It’s not that some people are creative and others aren’t. Everyone is creative: you can’t be Human and not be creative.
It’s not that creativity is always good, or our imagining which precedes it. Human creativity can be the vehicle for evil as well as good.
It is about what we do with it.
We can now imagine and create a lot more than ever before; Ramez Naam anticipates this when he writes; ‘We stand poised on the brink of the largest ever explosion of human mental power, a second Renaissance more transformative, more far-reaching, and more inclusive than the first.’
The last phrase – ‘more inclusive than the first – means you too.
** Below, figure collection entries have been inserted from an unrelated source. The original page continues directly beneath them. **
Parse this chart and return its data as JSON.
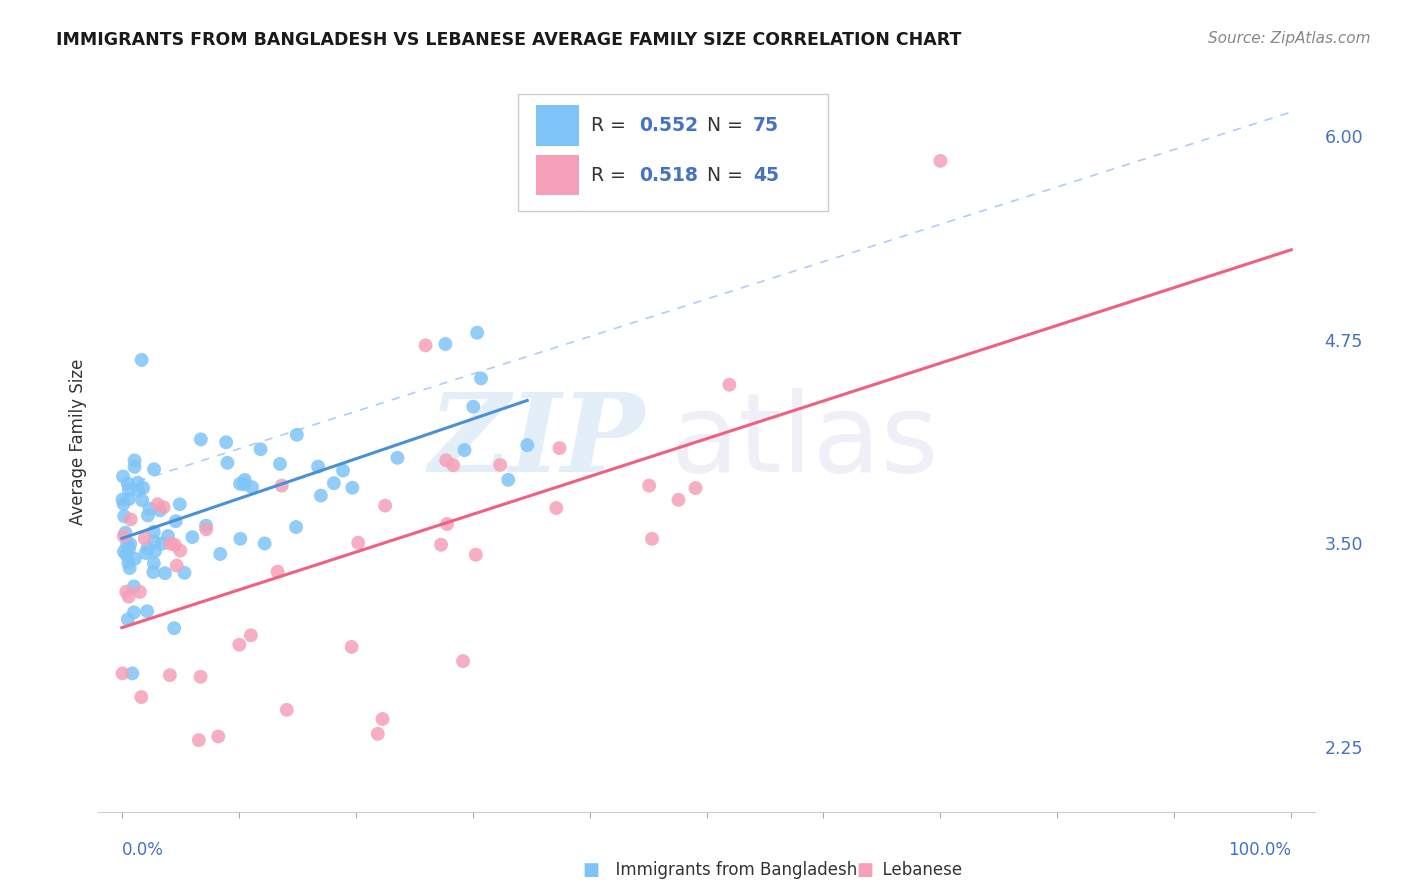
{
  "title": "IMMIGRANTS FROM BANGLADESH VS LEBANESE AVERAGE FAMILY SIZE CORRELATION CHART",
  "source": "Source: ZipAtlas.com",
  "ylabel": "Average Family Size",
  "right_yticks": [
    2.25,
    3.5,
    4.75,
    6.0
  ],
  "legend_blue_R": "0.552",
  "legend_blue_N": "75",
  "legend_pink_R": "0.518",
  "legend_pink_N": "45",
  "legend_label_blue": "Immigrants from Bangladesh",
  "legend_label_pink": "Lebanese",
  "blue_color": "#7fc4f7",
  "pink_color": "#f5a0b8",
  "trend_blue_color": "#4a90d9",
  "trend_pink_color": "#f06080",
  "diagonal_color": "#90b8e8",
  "background_color": "#ffffff",
  "ylim_low": 1.85,
  "ylim_high": 6.4,
  "xlim_low": -2,
  "xlim_high": 102
}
McNair Wilson sets us off in the right direction when he says, the question is not whether we have imagination, but: ‘Do you use your imagination, your natural sense of wonder and curiosity to make a difference?’
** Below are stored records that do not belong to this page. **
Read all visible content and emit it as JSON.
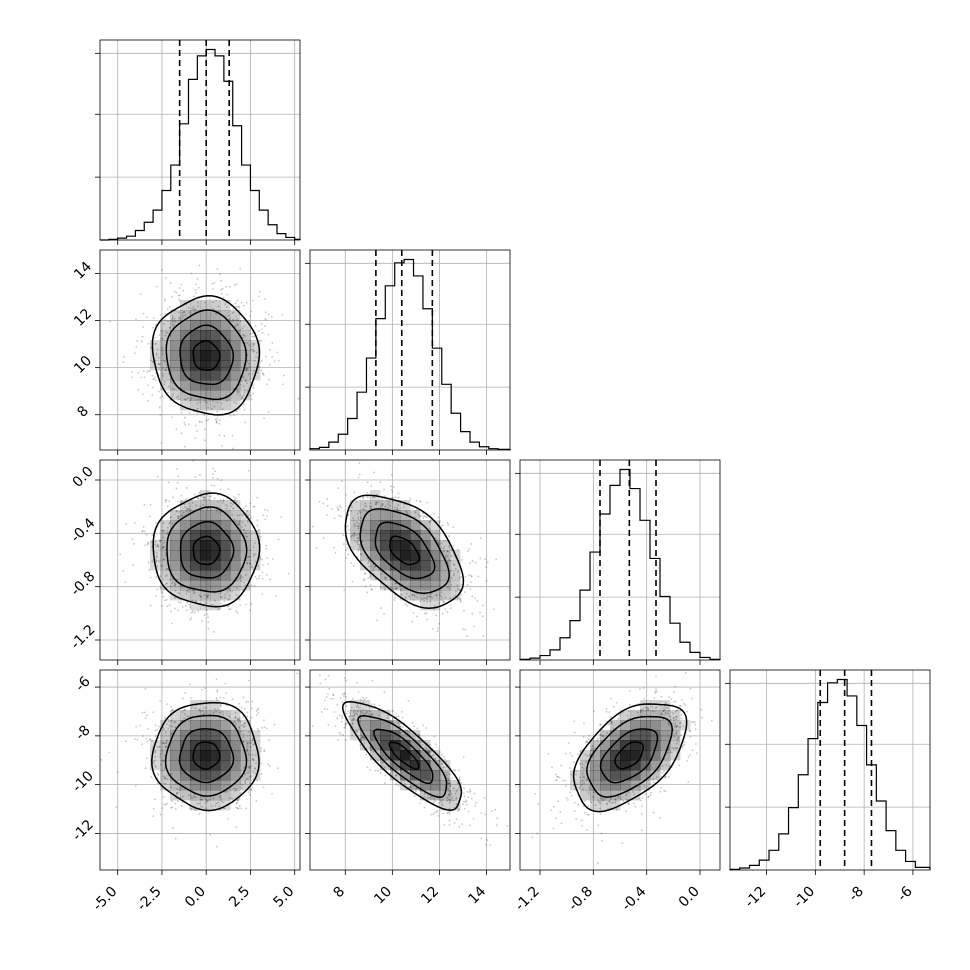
{
  "chart_data": {
    "type": "corner",
    "grid": true,
    "dimensions": [
      {
        "index": 0,
        "ticks": [
          "-5.0",
          "-2.5",
          "0.0",
          "2.5",
          "5.0"
        ],
        "tick_values": [
          -5.0,
          -2.5,
          0.0,
          2.5,
          5.0
        ],
        "range": [
          -6.0,
          5.3
        ],
        "quantiles": [
          -1.5,
          0.0,
          1.3
        ],
        "histogram": {
          "edges": [
            -6.0,
            -5.5,
            -5.0,
            -4.5,
            -4.0,
            -3.5,
            -3.0,
            -2.5,
            -2.0,
            -1.5,
            -1.0,
            -0.5,
            0.0,
            0.5,
            1.0,
            1.5,
            2.0,
            2.5,
            3.0,
            3.5,
            4.0,
            4.5,
            5.0,
            5.3
          ],
          "counts": [
            0.0,
            1,
            3,
            6,
            15,
            28,
            47,
            78,
            118,
            183,
            253,
            290,
            300,
            290,
            250,
            180,
            118,
            78,
            47,
            24,
            10,
            4,
            1
          ]
        }
      },
      {
        "index": 1,
        "ticks": [
          "8",
          "10",
          "12",
          "14"
        ],
        "tick_values": [
          8,
          10,
          12,
          14
        ],
        "range": [
          6.5,
          15.0
        ],
        "quantiles": [
          9.3,
          10.4,
          11.7
        ],
        "histogram": {
          "edges": [
            6.5,
            6.9,
            7.3,
            7.7,
            8.1,
            8.5,
            8.9,
            9.3,
            9.7,
            10.1,
            10.5,
            10.9,
            11.3,
            11.7,
            12.1,
            12.5,
            12.9,
            13.3,
            13.7,
            14.1,
            14.5,
            15.0
          ],
          "counts": [
            2,
            4,
            12,
            24,
            48,
            88,
            140,
            200,
            250,
            285,
            290,
            265,
            215,
            155,
            100,
            56,
            28,
            12,
            5,
            2,
            1
          ]
        }
      },
      {
        "index": 2,
        "ticks": [
          "-1.2",
          "-0.8",
          "-0.4",
          "0.0"
        ],
        "tick_values": [
          -1.2,
          -0.8,
          -0.4,
          0.0
        ],
        "range": [
          -1.35,
          0.15
        ],
        "quantiles": [
          -0.75,
          -0.53,
          -0.33
        ],
        "histogram": {
          "edges": [
            -1.35,
            -1.275,
            -1.2,
            -1.125,
            -1.05,
            -0.975,
            -0.9,
            -0.825,
            -0.75,
            -0.675,
            -0.6,
            -0.525,
            -0.45,
            -0.375,
            -0.3,
            -0.225,
            -0.15,
            -0.075,
            0.0,
            0.075,
            0.15
          ],
          "counts": [
            1,
            3,
            7,
            16,
            35,
            62,
            110,
            170,
            230,
            275,
            300,
            270,
            220,
            160,
            100,
            58,
            28,
            12,
            4,
            1
          ]
        }
      },
      {
        "index": 3,
        "ticks": [
          "-12",
          "-10",
          "-8",
          "-6"
        ],
        "tick_values": [
          -12,
          -10,
          -8,
          -6
        ],
        "range": [
          -13.5,
          -5.3
        ],
        "quantiles": [
          -9.8,
          -8.8,
          -7.7
        ],
        "histogram": {
          "edges": [
            -13.5,
            -13.1,
            -12.7,
            -12.3,
            -11.9,
            -11.5,
            -11.1,
            -10.7,
            -10.3,
            -9.9,
            -9.5,
            -9.1,
            -8.7,
            -8.3,
            -7.9,
            -7.5,
            -7.1,
            -6.7,
            -6.3,
            -5.9,
            -5.3
          ],
          "counts": [
            1,
            3,
            7,
            15,
            30,
            55,
            95,
            145,
            200,
            255,
            285,
            290,
            265,
            220,
            160,
            105,
            60,
            30,
            13,
            4
          ]
        }
      }
    ],
    "pairs": [
      {
        "x": 0,
        "y": 1,
        "mean": [
          0.0,
          10.5
        ],
        "sd": [
          1.5,
          1.25
        ],
        "corr": -0.05
      },
      {
        "x": 0,
        "y": 2,
        "mean": [
          0.0,
          -0.53
        ],
        "sd": [
          1.5,
          0.21
        ],
        "corr": 0.0
      },
      {
        "x": 1,
        "y": 2,
        "mean": [
          10.5,
          -0.53
        ],
        "sd": [
          1.25,
          0.21
        ],
        "corr": -0.5
      },
      {
        "x": 0,
        "y": 3,
        "mean": [
          0.0,
          -8.8
        ],
        "sd": [
          1.5,
          1.1
        ],
        "corr": 0.0
      },
      {
        "x": 1,
        "y": 3,
        "mean": [
          10.5,
          -8.8
        ],
        "sd": [
          1.25,
          1.1
        ],
        "corr": -0.82
      },
      {
        "x": 2,
        "y": 3,
        "mean": [
          -0.53,
          -8.8
        ],
        "sd": [
          0.21,
          1.1
        ],
        "corr": 0.5
      }
    ],
    "contour_levels_sigma": [
      0.5,
      1.0,
      1.5,
      2.0
    ],
    "colors": {
      "line": "#000000",
      "grid": "#b0b0b0",
      "points": "#000000",
      "density": "#000000"
    }
  }
}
We remember there is no such thing as the future, there are only possible futures.
More than ever before, the world we find ourselves in allows us the opportunity to say what kind of future we want, and then live for it, to use our imagination and creativity to choose the world we hope for.
To have this, though, we may have to lose something.
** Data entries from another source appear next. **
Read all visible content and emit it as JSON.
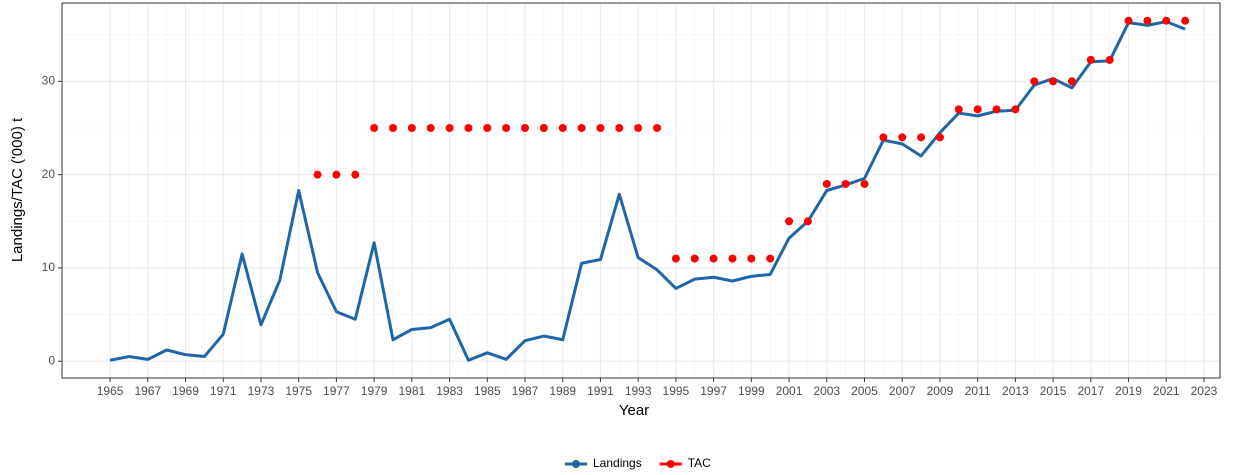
{
  "chart_data": {
    "type": "line",
    "x_label": "Year",
    "y_label": "Landings/TAC ('000) t",
    "xlim": [
      1962.45,
      2023.85
    ],
    "ylim": [
      -1.8,
      38.4
    ],
    "xticks": [
      1965,
      1967,
      1969,
      1971,
      1973,
      1975,
      1977,
      1979,
      1981,
      1983,
      1985,
      1987,
      1989,
      1991,
      1993,
      1995,
      1997,
      1999,
      2001,
      2003,
      2005,
      2007,
      2009,
      2011,
      2013,
      2015,
      2017,
      2019,
      2021,
      2023
    ],
    "yticks": [
      0,
      10,
      20,
      30
    ],
    "grid": true,
    "minor_grid": true,
    "legend": "bottom",
    "series": [
      {
        "name": "Landings",
        "color": "#1f66a8",
        "style": "line",
        "x": [
          1965,
          1966,
          1967,
          1968,
          1969,
          1970,
          1971,
          1972,
          1973,
          1974,
          1975,
          1976,
          1977,
          1978,
          1979,
          1980,
          1981,
          1982,
          1983,
          1984,
          1985,
          1986,
          1987,
          1988,
          1989,
          1990,
          1991,
          1992,
          1993,
          1994,
          1995,
          1996,
          1997,
          1998,
          1999,
          2000,
          2001,
          2002,
          2003,
          2004,
          2005,
          2006,
          2007,
          2008,
          2009,
          2010,
          2011,
          2012,
          2013,
          2014,
          2015,
          2016,
          2017,
          2018,
          2019,
          2020,
          2021,
          2022
        ],
        "values": [
          0.1,
          0.5,
          0.2,
          1.2,
          0.7,
          0.5,
          2.9,
          11.5,
          3.9,
          8.7,
          18.3,
          9.5,
          5.3,
          4.5,
          12.7,
          2.3,
          3.4,
          3.6,
          4.5,
          0.1,
          0.9,
          0.2,
          2.2,
          2.7,
          2.3,
          10.5,
          10.9,
          17.9,
          11.1,
          9.8,
          7.8,
          8.8,
          9.0,
          8.6,
          9.1,
          9.3,
          13.2,
          15.0,
          18.3,
          18.9,
          19.6,
          23.7,
          23.3,
          22.0,
          24.5,
          26.6,
          26.3,
          26.8,
          26.9,
          29.6,
          30.3,
          29.3,
          32.1,
          32.2,
          36.3,
          36.0,
          36.4,
          35.6
        ]
      },
      {
        "name": "TAC",
        "color": "#ff0000",
        "style": "point",
        "x": [
          1976,
          1977,
          1978,
          1979,
          1980,
          1981,
          1982,
          1983,
          1984,
          1985,
          1986,
          1987,
          1988,
          1989,
          1990,
          1991,
          1992,
          1993,
          1994,
          1995,
          1996,
          1997,
          1998,
          1999,
          2000,
          2001,
          2002,
          2003,
          2004,
          2005,
          2006,
          2007,
          2008,
          2009,
          2010,
          2011,
          2012,
          2013,
          2014,
          2015,
          2016,
          2017,
          2018,
          2019,
          2020,
          2021,
          2022
        ],
        "values": [
          20,
          20,
          20,
          25,
          25,
          25,
          25,
          25,
          25,
          25,
          25,
          25,
          25,
          25,
          25,
          25,
          25,
          25,
          25,
          11,
          11,
          11,
          11,
          11,
          11,
          15,
          15,
          19,
          19,
          19,
          24,
          24,
          24,
          24,
          27,
          27,
          27,
          27,
          30,
          30,
          30,
          32.3,
          32.3,
          36.5,
          36.5,
          36.5,
          36.5
        ]
      }
    ]
  }
}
Albert Espinosa, in describing his yellow world, writes out: ‘The first discovery of the yellow world: losses are positive.’*
We need to let go of those things we cannot have (or perhaps, should not have), for something we can – the something which engages the skills and the passions we have, and finds others and causes with which to connect. The thing you might be wanting to do could be the very thing getting in the way of what you need to do.
As I write this, I’m thinking of sixteen years I tried to give to something because I thought it was what I should do. Three times I failed; the third time I decided to give this hope up.** I now know my Hunger and I’m trying to feed it every day.
Hugh MacLeod describes the thing we each must do as the Hunger. It’s a good word for what consumes us:
‘The Hunger will give you everything. And it will take
from you everything. It will cost you your life, and
there’s not a damn thing you can do about it. But knowing
this, of course, is what ultimately sets you free.’
(*Albert Espinosa shares how he had to lose a leg when he was fifteen, and how he was encouraged to have a party for this. So he did, inviting all the people, and a dog, that had some connection to his leg; the next day, his leg was taken away.)